Reeve, D. (2000) Negotiation of Disability and Impairment within Counselling Relationships: A Critical Evaluation from the Perspective of Clients with Spinal Cord Injuries, MA Thesis, Leeds: University of Leeds.

Abstract

This empirical study explores the counselling experiences of clients with spinal cord injury (SCI) with particular reference to the ways in which issues about disability and impairment were discussed by both counsellor and client. The effects of the counsellor’s understanding of disability and impairment on the counselling outcome are also considered together with factors that would improve the quality of counselling for future clients. It builds on a study carried out five years ago which considered the counselling experiences of disabled clients from the perspective of the counsellor; one of the acknowledged omissions from this study was the voice of the disabled client. This research also draws on recent discussions within disability studies about the psycho-emotional dimensions of disability and the complex ways in which the experience of living with disability is intertwined with the experience of living with impairment.

Five participants were involved in the research who all had experience of counselling with one or more different counsellors or psychologists since injury. The research was carried out within the emancipatory research paradigm using qualitative methods. Interviews took place with each participant in which they discussed the ways that disability and impairment issues had been handled within past counselling relationships.

The ways in which these participants described their experiences of disability and impairment were rich and complex and revealed an interdependence not explained by a simple social/biological dualism separating disability from impairment. Participants discussed the emotional effects of incontinence highlighting an aspect of the ‘personal’ experience of impairment that has been neglected within the literature. The structural and emotional effects of disability were also discussed with counsellors and it was found that counsellors who did not understand disability as a social construct, failed to counsel effectively and often further oppressed their disabled clients.
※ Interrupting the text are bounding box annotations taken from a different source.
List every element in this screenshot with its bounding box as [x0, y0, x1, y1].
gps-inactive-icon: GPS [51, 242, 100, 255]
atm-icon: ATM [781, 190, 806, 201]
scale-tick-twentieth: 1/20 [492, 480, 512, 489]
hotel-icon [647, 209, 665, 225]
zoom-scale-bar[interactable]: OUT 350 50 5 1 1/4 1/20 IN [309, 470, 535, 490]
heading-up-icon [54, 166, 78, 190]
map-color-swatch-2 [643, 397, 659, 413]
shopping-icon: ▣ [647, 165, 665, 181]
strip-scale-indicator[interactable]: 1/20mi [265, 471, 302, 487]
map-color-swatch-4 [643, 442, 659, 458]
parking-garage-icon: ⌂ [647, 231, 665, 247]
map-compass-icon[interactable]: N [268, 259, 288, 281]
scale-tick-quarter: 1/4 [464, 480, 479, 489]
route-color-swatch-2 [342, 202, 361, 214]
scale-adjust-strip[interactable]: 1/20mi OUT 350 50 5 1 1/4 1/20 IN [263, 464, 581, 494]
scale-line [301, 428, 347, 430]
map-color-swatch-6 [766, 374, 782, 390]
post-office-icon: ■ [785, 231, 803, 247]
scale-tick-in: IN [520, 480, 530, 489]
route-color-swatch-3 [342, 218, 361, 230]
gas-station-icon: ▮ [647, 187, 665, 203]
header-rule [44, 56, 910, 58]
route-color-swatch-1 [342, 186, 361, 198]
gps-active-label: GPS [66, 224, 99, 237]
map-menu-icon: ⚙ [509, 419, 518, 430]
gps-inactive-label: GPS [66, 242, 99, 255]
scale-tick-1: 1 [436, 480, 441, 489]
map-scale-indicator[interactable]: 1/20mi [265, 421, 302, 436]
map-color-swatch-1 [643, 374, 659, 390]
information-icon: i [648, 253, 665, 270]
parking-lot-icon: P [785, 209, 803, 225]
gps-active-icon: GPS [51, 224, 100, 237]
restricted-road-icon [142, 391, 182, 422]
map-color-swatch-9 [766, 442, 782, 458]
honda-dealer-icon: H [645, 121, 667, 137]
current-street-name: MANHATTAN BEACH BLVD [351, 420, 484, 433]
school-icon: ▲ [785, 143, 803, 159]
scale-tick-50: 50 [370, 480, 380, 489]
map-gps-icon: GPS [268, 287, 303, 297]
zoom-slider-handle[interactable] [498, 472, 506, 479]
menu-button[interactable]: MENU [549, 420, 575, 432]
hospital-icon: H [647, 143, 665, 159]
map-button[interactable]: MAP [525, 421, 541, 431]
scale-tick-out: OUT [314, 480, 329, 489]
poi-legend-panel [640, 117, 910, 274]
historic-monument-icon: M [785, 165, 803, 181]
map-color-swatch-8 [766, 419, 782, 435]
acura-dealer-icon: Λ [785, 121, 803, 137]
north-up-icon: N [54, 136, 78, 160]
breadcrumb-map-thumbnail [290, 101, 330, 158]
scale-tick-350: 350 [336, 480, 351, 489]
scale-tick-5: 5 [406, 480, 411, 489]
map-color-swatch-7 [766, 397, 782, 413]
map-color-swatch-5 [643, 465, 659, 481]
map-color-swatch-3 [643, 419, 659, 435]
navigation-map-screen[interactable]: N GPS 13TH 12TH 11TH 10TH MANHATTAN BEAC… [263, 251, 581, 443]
Participants also found it helpful if the counsellor themselves had knowledge of SCI and was able to pass on information and advice.

These observations have many implications for counselling practice. I suggest that counsellors working with disabled people need to work within the framework of the social model of disability to avoid further disabling their clients. I propose that in addition to making Disability Equality Training (DET) a mandatory part of all counselling courses, this DET must include reference to the psycho-emotional dimension of disability and the ways in which disabled people internalise the negative prejudices and attitudes held by the society they live in. I also argue that a new counselling approach might be more suitable for disabled people which recognises the multiple effects of disablism and offers a more directive counselling approach to empower disabled clients.

I evaluate my research practice and identify the lessons I have learnt from this research experience. Finally I discuss these problems in the light of recent attempts at participatory research within counselling research and propose that emancipatory research offers a new methodology for counselling research which is highly suitable for researching the counselling experiences of oppressed groups in society – areas which are absent within counselling research to date.